二代目瀬川菊之丞

ある時、宿で火事があり、周りの者が初代菊之丞に早く立ち退くよう勧めたが、菊之丞は化粧部屋に入り、入念に化粧をして静かに立ち退いた。

「たとえ焼け死んでも、見苦しいのは芸道の恥也」と考えていた。

女の美しさに固執し、どうしたら女として美しく見えるか、そればかりを考えていた。美しくないのなら、死んでも良いとの覚悟で、普段の生活も女で通した。こうして全ての女形の役柄を熟知して、瀬川菊之丞という、大名跡になった。

そんな名家の二代目である。生まれながら浜村屋の跡継ぎであり、この世のものとは思われない美しい顔、生まれながらの芸の才能、怖いものなしだった。二代目菊之丞は寛保元年(1741年)に江戸郊外、王子村の豪農、清水半六の子、徳次として生まれ、五歳の時に、江戸堺町の初代瀬川菊之丞の養子となり、瀬川吉次と名乗った。

十歳で父、初代瀬川菊之丞を失うが、女形の叔父、瀬川菊次郎、その妻おまつの薫陶を受け成長した。宝暦六年(1756年)、十一月、市村座の顔見世『帰花金王桜』の劇中『百千鳥娘道成寺』を踊って二代目瀬川菊之丞を襲名した。屋号浜村屋、俳名路考、王子生まれに因んで、“王子路考”と呼ぶ。

菊之丞の養母、おまつの薫陶の仕方は独特だった。

おまつは菊之丞に、

“本当の役者はね、台詞回しがうまいとか、所作が良いとか、そんなもンじゃないンだよ。芸? そんなもんは後からついてくる。そうじゃなくて、お前が舞台に立つと、その舞台が輝きを増す、ご見物はもううっとりとして、天にも上った心持ちになる。そしてこの世のことを忘れる。
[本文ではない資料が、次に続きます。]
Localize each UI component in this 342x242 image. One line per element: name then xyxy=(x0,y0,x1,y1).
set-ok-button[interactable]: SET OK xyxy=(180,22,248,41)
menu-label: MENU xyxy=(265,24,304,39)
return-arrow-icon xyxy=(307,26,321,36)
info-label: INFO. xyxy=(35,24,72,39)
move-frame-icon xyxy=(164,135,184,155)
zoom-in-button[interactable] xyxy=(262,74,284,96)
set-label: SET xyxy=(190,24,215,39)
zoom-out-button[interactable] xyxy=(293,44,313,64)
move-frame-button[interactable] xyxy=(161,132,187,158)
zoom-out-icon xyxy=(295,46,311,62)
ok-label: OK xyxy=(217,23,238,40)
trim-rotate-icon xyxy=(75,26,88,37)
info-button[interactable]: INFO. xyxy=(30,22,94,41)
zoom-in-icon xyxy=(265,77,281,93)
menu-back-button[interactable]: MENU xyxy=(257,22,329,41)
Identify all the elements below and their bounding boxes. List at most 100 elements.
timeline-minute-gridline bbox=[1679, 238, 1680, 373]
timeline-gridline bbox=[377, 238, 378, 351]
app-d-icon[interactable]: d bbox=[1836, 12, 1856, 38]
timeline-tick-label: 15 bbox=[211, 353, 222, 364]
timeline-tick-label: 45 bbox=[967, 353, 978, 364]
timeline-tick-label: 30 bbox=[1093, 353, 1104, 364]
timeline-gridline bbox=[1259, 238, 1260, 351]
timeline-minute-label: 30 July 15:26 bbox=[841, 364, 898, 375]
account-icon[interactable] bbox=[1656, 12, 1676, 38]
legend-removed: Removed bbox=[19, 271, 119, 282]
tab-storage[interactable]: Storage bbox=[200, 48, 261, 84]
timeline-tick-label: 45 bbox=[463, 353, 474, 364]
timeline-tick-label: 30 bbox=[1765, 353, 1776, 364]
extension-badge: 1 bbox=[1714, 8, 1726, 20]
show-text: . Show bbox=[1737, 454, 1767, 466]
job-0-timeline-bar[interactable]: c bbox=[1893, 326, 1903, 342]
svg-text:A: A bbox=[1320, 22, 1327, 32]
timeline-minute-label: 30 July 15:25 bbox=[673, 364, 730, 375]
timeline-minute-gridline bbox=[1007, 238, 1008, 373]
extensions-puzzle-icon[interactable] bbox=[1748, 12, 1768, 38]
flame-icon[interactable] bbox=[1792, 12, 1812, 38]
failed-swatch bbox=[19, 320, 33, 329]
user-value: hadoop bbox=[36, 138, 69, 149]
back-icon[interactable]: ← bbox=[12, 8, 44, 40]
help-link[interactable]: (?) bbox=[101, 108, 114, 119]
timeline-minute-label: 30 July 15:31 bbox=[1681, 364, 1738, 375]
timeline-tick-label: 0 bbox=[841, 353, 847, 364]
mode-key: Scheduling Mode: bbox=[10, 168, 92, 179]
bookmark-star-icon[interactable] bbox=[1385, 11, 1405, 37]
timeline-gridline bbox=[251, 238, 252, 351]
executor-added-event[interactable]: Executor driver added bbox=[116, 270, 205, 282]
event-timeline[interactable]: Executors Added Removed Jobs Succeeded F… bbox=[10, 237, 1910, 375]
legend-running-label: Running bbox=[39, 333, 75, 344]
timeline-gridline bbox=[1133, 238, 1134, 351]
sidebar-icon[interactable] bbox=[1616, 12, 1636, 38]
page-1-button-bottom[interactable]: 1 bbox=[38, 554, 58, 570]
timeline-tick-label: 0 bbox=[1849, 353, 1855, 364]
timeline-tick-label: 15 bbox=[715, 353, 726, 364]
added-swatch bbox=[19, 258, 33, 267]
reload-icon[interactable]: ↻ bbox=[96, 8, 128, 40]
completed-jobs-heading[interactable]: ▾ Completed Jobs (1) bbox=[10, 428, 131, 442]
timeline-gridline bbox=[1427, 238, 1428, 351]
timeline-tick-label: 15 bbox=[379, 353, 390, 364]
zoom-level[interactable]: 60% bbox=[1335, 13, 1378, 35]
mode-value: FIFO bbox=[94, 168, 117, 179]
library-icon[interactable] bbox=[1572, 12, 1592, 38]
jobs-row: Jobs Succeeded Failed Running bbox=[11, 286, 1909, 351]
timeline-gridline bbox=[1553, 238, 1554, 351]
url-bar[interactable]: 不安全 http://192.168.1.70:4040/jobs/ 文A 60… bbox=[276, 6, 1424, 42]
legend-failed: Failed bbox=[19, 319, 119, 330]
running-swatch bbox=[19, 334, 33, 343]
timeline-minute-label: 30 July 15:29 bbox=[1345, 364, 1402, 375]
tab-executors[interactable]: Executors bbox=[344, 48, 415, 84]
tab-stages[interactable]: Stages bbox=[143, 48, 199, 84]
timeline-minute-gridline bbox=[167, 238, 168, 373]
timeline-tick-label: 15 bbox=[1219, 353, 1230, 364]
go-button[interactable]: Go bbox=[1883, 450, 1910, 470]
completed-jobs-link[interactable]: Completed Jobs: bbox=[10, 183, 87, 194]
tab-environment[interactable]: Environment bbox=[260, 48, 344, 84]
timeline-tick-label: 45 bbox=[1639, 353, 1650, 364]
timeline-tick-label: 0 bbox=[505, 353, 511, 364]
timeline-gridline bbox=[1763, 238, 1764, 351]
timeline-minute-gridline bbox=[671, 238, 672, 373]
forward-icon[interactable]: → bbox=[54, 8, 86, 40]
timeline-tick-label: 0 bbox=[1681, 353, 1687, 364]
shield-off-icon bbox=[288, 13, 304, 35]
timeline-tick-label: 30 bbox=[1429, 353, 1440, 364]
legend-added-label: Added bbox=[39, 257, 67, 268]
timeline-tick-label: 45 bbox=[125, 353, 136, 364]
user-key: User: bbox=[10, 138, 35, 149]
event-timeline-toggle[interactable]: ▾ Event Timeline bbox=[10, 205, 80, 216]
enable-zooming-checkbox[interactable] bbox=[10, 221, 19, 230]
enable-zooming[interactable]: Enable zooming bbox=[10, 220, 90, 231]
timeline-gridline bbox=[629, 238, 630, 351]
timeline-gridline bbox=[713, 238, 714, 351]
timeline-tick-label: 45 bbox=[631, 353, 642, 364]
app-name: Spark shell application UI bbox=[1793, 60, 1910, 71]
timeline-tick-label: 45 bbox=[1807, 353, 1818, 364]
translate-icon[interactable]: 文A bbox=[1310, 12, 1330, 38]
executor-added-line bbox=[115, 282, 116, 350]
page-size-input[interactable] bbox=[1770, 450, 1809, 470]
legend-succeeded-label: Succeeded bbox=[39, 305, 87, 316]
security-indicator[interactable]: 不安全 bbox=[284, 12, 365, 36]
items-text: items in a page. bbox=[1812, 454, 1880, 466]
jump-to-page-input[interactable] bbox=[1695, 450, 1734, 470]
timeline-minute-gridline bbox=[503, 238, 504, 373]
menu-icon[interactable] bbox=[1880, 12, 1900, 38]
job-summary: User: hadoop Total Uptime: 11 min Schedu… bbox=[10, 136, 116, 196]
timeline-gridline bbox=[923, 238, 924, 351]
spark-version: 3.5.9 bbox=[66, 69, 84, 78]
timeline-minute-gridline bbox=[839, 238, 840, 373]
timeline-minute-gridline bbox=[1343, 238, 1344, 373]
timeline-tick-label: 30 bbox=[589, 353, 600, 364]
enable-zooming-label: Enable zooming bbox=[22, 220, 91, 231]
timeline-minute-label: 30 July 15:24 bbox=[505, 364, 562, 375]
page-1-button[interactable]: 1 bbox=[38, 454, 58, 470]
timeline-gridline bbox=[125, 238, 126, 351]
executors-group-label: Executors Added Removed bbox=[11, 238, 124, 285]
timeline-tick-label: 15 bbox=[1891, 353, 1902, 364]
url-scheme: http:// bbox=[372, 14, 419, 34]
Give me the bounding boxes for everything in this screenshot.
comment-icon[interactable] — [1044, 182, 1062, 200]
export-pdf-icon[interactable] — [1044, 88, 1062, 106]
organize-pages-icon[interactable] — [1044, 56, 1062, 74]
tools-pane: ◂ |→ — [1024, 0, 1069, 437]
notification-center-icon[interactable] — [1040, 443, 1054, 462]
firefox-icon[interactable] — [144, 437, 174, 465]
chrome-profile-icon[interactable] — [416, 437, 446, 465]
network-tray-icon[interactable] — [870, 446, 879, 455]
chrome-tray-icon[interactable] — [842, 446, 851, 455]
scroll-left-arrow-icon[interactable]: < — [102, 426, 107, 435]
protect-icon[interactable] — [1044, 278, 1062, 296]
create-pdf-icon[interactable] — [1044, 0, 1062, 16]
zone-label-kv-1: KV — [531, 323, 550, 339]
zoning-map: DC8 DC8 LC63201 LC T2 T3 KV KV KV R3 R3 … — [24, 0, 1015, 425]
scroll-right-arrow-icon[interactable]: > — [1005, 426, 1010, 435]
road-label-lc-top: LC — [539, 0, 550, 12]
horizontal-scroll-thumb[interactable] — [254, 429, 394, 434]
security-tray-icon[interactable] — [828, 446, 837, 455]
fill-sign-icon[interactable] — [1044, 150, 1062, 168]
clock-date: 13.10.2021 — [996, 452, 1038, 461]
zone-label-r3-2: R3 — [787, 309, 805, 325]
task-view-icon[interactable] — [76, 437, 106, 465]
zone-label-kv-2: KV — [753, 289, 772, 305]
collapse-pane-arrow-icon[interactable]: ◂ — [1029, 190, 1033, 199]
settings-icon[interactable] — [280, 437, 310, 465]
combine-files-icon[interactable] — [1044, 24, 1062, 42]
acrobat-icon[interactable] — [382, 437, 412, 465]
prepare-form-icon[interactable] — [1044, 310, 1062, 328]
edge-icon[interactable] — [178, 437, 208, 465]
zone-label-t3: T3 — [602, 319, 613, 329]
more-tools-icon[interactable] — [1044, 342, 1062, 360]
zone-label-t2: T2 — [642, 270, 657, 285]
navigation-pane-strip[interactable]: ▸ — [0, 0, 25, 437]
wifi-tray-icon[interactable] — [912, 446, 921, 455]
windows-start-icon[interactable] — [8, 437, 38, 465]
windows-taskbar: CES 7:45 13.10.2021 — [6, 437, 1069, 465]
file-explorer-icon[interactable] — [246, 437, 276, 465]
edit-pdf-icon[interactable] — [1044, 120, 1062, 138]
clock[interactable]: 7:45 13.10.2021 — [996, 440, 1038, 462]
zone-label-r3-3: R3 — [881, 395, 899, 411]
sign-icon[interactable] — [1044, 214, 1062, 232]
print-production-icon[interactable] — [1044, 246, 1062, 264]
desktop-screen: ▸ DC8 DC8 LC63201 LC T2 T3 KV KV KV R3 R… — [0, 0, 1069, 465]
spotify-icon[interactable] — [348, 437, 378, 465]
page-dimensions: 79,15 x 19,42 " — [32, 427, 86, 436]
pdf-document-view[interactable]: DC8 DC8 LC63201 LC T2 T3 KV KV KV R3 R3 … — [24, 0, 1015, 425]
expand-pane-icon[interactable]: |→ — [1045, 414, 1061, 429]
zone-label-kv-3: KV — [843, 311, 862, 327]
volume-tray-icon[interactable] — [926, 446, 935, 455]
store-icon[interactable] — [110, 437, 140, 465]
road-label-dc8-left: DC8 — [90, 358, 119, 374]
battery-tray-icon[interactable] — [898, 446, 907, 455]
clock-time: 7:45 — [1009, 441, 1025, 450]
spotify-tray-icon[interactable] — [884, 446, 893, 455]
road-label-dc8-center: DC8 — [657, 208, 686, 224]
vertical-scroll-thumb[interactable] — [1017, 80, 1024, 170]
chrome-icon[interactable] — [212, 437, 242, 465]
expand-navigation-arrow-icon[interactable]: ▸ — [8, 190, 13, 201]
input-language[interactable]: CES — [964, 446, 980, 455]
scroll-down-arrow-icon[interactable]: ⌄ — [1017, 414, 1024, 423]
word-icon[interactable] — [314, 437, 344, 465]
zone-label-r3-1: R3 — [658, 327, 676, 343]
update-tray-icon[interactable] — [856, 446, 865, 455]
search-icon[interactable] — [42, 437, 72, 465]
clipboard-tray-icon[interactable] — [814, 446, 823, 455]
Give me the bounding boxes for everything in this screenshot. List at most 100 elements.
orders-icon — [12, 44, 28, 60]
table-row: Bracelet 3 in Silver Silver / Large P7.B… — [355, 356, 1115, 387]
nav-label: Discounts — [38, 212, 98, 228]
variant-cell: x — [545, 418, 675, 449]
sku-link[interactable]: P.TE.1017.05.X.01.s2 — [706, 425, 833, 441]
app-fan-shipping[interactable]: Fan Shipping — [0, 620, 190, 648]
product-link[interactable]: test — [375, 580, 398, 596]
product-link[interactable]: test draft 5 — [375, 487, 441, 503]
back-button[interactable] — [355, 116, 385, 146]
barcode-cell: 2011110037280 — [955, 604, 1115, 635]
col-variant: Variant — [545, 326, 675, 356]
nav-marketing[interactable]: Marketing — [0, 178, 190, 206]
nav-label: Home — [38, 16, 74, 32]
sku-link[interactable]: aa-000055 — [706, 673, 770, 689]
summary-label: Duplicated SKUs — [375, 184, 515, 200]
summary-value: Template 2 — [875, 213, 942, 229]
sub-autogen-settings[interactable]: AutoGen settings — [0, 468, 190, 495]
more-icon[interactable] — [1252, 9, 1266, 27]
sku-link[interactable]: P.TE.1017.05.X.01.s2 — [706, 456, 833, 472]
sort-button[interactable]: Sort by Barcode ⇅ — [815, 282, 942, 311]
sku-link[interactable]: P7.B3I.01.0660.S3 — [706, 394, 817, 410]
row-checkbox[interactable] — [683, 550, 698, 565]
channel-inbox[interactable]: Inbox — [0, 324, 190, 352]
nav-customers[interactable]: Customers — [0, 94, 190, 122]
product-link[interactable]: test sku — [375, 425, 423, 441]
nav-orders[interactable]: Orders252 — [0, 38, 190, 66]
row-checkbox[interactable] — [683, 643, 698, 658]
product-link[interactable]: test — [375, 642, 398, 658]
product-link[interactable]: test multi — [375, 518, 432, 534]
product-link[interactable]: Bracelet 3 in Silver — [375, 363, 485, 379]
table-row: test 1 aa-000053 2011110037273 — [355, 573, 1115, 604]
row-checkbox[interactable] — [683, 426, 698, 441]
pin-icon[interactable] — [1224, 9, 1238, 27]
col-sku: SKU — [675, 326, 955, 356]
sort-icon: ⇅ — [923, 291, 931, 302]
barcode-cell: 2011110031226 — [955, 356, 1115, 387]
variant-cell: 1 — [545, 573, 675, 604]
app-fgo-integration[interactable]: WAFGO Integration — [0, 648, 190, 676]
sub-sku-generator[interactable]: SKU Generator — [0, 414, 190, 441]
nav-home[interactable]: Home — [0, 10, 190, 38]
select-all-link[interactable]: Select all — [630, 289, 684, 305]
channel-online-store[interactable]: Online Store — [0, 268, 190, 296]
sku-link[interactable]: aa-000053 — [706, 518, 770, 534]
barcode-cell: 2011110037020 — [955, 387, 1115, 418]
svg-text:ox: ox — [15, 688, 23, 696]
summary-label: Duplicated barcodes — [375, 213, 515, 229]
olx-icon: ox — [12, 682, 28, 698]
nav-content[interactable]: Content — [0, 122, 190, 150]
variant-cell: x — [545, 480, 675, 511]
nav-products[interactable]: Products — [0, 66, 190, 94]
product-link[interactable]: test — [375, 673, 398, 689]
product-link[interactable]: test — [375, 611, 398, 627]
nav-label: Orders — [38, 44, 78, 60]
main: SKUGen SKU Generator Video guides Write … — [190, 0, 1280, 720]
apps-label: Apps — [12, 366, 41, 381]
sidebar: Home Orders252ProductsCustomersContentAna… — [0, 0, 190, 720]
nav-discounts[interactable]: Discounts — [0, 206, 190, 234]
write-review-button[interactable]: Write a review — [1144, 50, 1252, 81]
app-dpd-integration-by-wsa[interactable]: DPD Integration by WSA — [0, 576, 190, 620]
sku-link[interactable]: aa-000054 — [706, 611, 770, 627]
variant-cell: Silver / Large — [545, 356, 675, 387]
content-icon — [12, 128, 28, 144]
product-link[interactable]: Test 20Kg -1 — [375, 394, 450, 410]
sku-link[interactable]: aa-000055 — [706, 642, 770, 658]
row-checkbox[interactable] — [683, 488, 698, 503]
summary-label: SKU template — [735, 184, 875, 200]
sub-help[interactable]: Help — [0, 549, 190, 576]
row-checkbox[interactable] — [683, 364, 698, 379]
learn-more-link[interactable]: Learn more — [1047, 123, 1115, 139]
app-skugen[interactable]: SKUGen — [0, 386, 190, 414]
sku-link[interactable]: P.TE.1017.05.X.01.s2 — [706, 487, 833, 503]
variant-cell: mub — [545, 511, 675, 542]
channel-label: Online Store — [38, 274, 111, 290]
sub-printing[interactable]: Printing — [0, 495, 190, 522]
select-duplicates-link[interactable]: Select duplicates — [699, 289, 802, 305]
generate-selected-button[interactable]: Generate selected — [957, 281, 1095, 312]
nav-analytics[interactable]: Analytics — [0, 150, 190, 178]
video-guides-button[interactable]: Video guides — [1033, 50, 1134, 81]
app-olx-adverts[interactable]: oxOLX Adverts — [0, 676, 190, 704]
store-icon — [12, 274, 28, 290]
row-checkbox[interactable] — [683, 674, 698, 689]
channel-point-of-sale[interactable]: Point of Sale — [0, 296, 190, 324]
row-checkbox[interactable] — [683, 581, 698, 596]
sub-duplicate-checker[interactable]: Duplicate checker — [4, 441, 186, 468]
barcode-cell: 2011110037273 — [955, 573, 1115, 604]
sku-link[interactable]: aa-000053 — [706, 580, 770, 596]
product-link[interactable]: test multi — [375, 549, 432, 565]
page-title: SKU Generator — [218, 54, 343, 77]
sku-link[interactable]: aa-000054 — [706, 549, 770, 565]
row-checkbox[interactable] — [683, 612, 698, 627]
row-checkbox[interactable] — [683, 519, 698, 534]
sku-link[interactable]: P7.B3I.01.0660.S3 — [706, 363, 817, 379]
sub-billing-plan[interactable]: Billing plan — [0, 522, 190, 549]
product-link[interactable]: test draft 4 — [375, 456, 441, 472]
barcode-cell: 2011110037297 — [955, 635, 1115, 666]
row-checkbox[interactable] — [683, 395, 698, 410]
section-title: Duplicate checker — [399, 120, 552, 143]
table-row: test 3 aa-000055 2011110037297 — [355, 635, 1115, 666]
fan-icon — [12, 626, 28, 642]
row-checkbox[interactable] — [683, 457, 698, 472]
ご見物の神様になる。それができるのが本当の役者なンだよ”

と言った。

岩井半四郎の娘、おまつは、芝居、役者のことを悉く知っていた。おまつは、菊之丞を膝下におき、江戸の役者としての菊之丞の生活を律した。その養母のおまつが、二代目菊之丞に“うっとり”としていたのである。

襲名以来、二代目菊之丞の人気はうなぎのぼりだった。生粋の江戸育ち、感能的な美しさ、江戸根生いの女形、江戸の町人の自慢だった。

“女が美しいのは京都”と江戸の人々、誰もが思っていたのを覆した。芝居のご見物は菊之丞を見ることが目的であった。だから何を演じても当たった。江戸の人々は朝一番から芝居に押し寄せた。「一世を風靡する」という言葉通りで、人気に従って、給金も高騰した。中村座、市村座、森田座、三座の座元は菊之丞を取り込むことに心を砕いた。

生活も奔放であった。家は三か所に在り、妻に妾が二人、それぞれの家に使用人が十人以上、それに、番頭権兵衛夫婦、床山、衣装など、五十人以上を一人で養っていた。

「なあぁ、若!」

ある時、菊之丞は松七郎に言った。

「駿河町の越後屋の身代は、丁稚までが、それぞれに儲けて出す大身代だろ。俺ンとこは、俺一人の稼ぎで、五十人以上の暮らしだ!」

と言って生活に贅沢を極めた。

「それじゃ兄さん、油見世は私に任せてくれますか?」

松七郎は、喜七が羽左衛門に言った言葉を真似た。